There is a fascinating scene towards the end of St. John’s Gospel. Jesus meets his disciples by the Sea of Galilee, and serves them breakfast after guiding them to an enormous catch of fish. After breakfast, he calls out Peter, the disciple who had denied him three times in the court of the High Priest the evening of Maunday Thursday. He poses a question to him (John 21:15): “Simon, son of Jonah, do you love me?” To which Peter replies: “Yes, Lord. You know that I love you.” The identical words are repeated for a second time by both parties. Finally, Jesus asks the question once again, and Peter, exasperated by this time, says “Lord, you know everything. You know that I love you”, and is told once again to “Take care of my sheep.”
What does not appear in most English translations of this story is that there is a subtle and meaningful change in the words that Jesus uses, and this could well be what caused Peter to become so upset.
What is translated into ‘Love’ in English can be one of four different words in the original Greek. Almost always, when Divine and Christian love is referred to, the word used is ‘agape’, which is most closely rendered as ‘caring’, involving not simply a feeling, but rather a behaviour. That is the word with which Jesus addresses Peter. Peter, however, replies using the word ‘philia’, which could be rendered ‘You are my friend’. So when Jesus, the third time, instead of ‘Do you care?’ asks ‘Are you my friend?’ we can understand why Peter gets upset!
God’s love, Divine love, is Covenant love. It is caring that will continue regardless of whether we respond to it or not, even though in the latter case, the caring may involve the same type of discipline that a caring father gives to a disobedient child. Human love is at a lower level. Contract love (philia) is for our advantage as much as that of another—“You be nice to me, and I will be nice to you, but if you will not, then our relationship is at an end”, or as a lawyer would define it, “Termination of Contract by Breach.” How many marriages in our modern world are failing, because what should have been a Covenant has been treated as a Contract!
In St.
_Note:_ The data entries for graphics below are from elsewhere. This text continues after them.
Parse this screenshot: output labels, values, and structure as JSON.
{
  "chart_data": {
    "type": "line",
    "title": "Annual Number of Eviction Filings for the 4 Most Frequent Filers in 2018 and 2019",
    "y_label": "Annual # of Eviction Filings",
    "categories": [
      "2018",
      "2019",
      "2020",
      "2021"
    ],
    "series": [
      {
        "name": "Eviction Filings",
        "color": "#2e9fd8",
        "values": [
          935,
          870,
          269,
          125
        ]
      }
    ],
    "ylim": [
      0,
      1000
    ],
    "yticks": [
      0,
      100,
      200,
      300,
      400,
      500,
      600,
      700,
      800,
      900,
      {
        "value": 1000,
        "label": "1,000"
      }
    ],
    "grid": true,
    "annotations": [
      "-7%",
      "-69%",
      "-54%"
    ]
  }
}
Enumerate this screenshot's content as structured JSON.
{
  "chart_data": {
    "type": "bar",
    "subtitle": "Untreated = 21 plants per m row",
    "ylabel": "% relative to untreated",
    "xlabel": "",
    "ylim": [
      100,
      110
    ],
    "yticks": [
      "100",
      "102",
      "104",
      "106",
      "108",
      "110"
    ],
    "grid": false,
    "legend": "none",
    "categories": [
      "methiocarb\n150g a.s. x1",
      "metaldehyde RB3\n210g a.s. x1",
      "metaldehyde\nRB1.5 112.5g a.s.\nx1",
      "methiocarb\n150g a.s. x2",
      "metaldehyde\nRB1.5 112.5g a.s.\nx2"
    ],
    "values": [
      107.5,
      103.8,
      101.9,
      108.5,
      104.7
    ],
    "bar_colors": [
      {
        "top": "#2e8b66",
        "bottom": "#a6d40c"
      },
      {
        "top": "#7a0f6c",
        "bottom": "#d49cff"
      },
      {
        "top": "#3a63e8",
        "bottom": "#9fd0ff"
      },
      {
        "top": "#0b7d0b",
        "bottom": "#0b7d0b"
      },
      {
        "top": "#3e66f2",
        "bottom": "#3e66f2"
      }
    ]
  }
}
Luke’s Gospel (6:32-35), Jesus is perfectly clear: “If you love only the people who love you, why should you receive a blessing? Even sinners love those who love them! … No! Love your enemies and do good to them; lend and expect nothing back. You will then have a great reward, and be sons of the Most High God…”
On the human level, that is a very tall order, and all of us likely fall short at times. But that is precisely what this season of Pentecost is all about. God’s gift of the Holy Spirit, “to those who ask him” (Luke 11:13) is the key by which we are empowered to follow this higher and harder way, the door to the Kingdom of Heaven is opened for us, our life with God and our life with our neighbours moves from Contract to Covenant, and the Kingdom of Heaven, as a result of God’s faithfulness, becomes His precious gift to us.